Most often people spend the holidays with family. When I was young, I remember celebrating Christmas with so many people. Family would come to town Christmas Eve night to watch my siblings and I in the church Christmas play, then come back to the house and we would all open gifts. I remember our living room being so full: cousins, aunts, uncles, grandparents, and friends. So many images flood my memory just thinking about it. The house was overflowing with laughter and love.
I know the holidays are tough for lots of people. Celebrating any season can be difficult when you don’t have family around. But family isn’t what makes it worth celebrating, it’s love. Love makes a family. Family is not just a connection between blood or marriage. In my eyes, family are the people who know you and love you. Family are the people you think of when something good happens and you want to tell someone. Family are the people who encourage you and support you. Family are the people you run to when you’ve messed up and need advice. Family are the people you can trust and count on. Family are the ones who are honest with you even when it’s hard. Family is love, not only blood or law.
Understanding that love makes people family is something I’m grateful I understood when I was young. I was fortunate enough to make these family connections growing up. For example, one of my best friends since our awkward metal mouth days, Jadyn. She became my family the summer I turned 15, though she had been around long before that. What was supposed to be just a sleepover somehow became a weeklong stay. (Which then routinely happened every summer after.

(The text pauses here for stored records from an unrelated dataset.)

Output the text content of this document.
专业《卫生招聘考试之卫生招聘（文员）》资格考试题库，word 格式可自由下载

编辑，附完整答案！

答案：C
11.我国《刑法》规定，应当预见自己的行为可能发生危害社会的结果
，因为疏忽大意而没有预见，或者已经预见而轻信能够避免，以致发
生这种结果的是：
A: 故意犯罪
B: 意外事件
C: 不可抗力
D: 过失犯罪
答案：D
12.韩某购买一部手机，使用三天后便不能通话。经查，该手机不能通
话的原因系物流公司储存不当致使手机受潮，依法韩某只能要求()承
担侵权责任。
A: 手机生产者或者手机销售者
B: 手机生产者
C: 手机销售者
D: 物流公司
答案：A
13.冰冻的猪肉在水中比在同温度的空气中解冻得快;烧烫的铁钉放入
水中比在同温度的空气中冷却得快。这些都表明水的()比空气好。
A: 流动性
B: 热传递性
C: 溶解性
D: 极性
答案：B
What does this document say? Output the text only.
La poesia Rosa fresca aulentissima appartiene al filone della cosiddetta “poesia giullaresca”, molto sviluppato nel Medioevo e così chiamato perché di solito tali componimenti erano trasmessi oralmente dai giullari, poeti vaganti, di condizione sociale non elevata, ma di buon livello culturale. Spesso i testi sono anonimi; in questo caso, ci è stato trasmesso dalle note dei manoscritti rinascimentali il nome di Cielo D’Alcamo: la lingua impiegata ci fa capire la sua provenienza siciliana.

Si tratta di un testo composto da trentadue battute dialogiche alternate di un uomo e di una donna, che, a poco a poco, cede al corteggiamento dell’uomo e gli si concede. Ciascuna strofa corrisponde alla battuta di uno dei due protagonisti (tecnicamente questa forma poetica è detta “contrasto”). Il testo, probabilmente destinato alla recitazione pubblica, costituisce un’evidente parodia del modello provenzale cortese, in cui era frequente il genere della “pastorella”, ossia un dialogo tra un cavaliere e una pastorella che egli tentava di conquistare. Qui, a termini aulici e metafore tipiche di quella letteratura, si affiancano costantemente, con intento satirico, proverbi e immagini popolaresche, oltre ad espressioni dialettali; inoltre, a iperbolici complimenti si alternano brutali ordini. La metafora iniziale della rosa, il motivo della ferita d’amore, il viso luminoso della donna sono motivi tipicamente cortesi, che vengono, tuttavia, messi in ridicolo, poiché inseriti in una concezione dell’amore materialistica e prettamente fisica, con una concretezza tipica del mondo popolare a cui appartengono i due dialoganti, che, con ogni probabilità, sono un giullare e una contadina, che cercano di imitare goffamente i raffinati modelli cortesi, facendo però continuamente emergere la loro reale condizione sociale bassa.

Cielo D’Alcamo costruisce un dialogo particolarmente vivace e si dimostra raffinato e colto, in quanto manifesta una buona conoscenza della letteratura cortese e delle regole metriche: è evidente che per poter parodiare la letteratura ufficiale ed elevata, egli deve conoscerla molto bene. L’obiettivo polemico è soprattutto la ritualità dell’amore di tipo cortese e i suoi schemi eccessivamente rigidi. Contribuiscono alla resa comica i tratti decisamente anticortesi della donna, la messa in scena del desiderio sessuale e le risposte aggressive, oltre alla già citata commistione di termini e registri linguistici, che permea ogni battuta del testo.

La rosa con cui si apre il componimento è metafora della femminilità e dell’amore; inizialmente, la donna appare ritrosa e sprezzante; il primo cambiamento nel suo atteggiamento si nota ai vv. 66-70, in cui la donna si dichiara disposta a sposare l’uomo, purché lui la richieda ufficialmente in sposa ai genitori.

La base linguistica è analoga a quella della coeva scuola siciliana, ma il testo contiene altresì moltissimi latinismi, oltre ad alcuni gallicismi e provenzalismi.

Sorry mom!) Sometimes we’re the total opposite, but other times we fit together like a puzzle piece. I’m forever grateful for her.
I’ve made similar family connections while at college. During my first semester at UTA, I found a college ministry that has done nothing but pour into me and show me love. Through FOCUS, Fellowship of Christian University Students, I have met others who have invited me into their homes, fed me, supported me, prayed for me, and loved me. I have grown with them over the past three years and I consider them family.
Love has multiple definitions, it’s not only described as this deep and personal connection. Love is in the stranger that smiles while passing you on the sidewalk, or the car letting you merge onto the interstate while in bumper to bumper traffic. Love is in the grumpy teenager who is going through a phase and doesn’t want to talk to their parents. (They might not see it now but they will. Trust me, I was one of them.) Love is in the grandparents raising their grandchildren, or the older sibling stepping up in place of (for whatever reason) an absent parent. Love is in the friends that become family.
Sometimes traditions don’t always last forever. As I got older, the full living room that I used to know on Christmas Eve became just a handful of people. The cousins grew up, some started their own families, and we’ve lost loved ones. Of course my siblings and I grew up too, so there was no more Christmas Eve play for anyone to come see us in. Instead, it became just us five; me, my parents and my siblings. Although it might have felt like all the excitement had left when everyone else did, that wasn’t true. Just because you don’t see that love every day, doesn’t mean that it’s not there.
There are a lot of crazy things going on in the world, but there is so much to be grateful for this holiday season. Stir your cereal (those that get it, get it) and focus on all the love and blessing you have this year, instead of those that you wish you had. I was once told, “you’ve never looked at someone that Jesus doesn’t love,” and that just reminds me of my place. It might not be our first reaction, but it’s easy to be kind and love others. John 15:12 reads, “… Love one another as I have loved you.” This season can be a tough one, but know that it’s not meant to be. Try to see the love around you. Reflect on the lessons you’ve learned, smile at the stranger on the street and tell your friends and family you love them.
If you’ve read this far, thank you! Wishing y’all a Merry Christmas!